Linda Green on OR in Healthcare

Linda Green of Columbia University was here (Auckland) today and gave a talk on the use of operations research in the health care industry. Most of her presentation was on simple queueing models to gain insight into capacity and scheduling for healthcare. Some of this work has recently been covered in Business Week. One simple “Queueing 101” result that people just don’t understand is that a queueing system with 85% utilization, say, is not 15% inefficient. In fact, this value is the rule of thumb many hospital administrators use to determine optimal intensive care unit (and other hospital unit) sizing. But such a utilization can lead to 10% or more of the patients arriving with no beds for them!
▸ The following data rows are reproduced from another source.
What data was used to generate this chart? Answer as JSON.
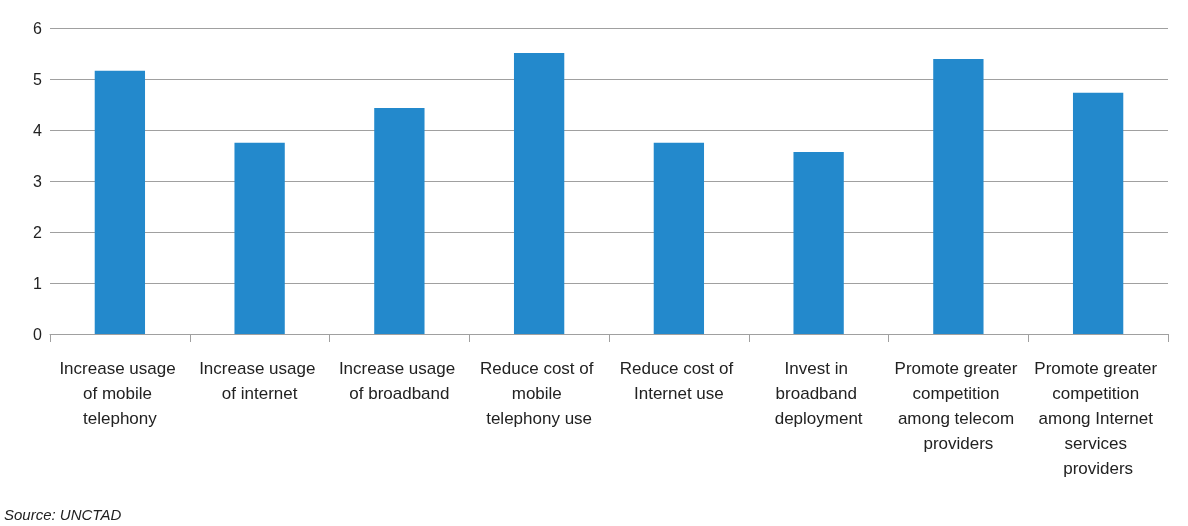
{
  "chart_data": {
    "type": "bar",
    "categories": [
      "Increase usage of mobile telephony",
      "Increase usage of internet",
      "Increase usage of broadband",
      "Reduce cost of mobile telephony use",
      "Reduce cost of Internet use",
      "Invest in broadband deployment",
      "Promote greater competition among telecom providers",
      "Promote greater competition among Internet services providers"
    ],
    "values": [
      5.16,
      3.75,
      4.43,
      5.51,
      3.75,
      3.57,
      5.39,
      4.73
    ],
    "color": "#2389cc",
    "ylim": [
      0,
      6
    ],
    "yticks": [
      0,
      1,
      2,
      3,
      4,
      5,
      6
    ],
    "grid": "y",
    "annotations": [
      "Source: UNCTAD"
    ]
  }
}
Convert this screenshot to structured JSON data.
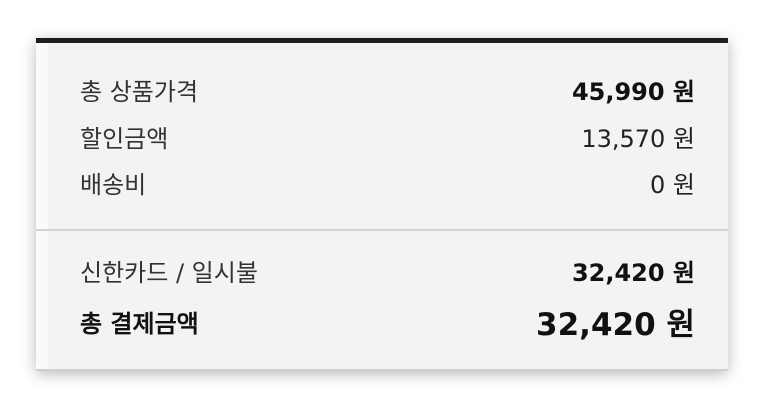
{
  "summary": {
    "total_product_price": {
      "label": "총 상품가격",
      "value": "45,990 원"
    },
    "discount": {
      "label": "할인금액",
      "value": "13,570 원"
    },
    "shipping": {
      "label": "배송비",
      "value": "0 원"
    }
  },
  "payment": {
    "method": {
      "label": "신한카드 / 일시불",
      "value": "32,420 원"
    },
    "total": {
      "label": "총 결제금액",
      "value": "32,420 원"
    }
  }
}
The exact number depends on the variability and other statistical measures of the arrival and service processes but aiming for 95% utilization (as some hospitals and districts do) is foolish and dangerous: it will lead inevitably to many turned away (or choosing to leave without being seen, leading to more critical later issues). The world would be a much better place if more people understood some of the basic insights that OR provides.

2 thoughts on “Linda Green on OR in Healthcare”

  1. Dear Sir,

    Regarding hospital efficiency, when I was at the Faculty I remember reading loads of material about health economics and the use of non-parametric techniques for analysing hospital efficiency. I never thought of queuing theory to be used in that area (me daft!).

    I think it should be of interest to health economist to learn a little bit of queueing theory to apply a joint analysis, since efficiency analysis was always seen as “static” (no queues).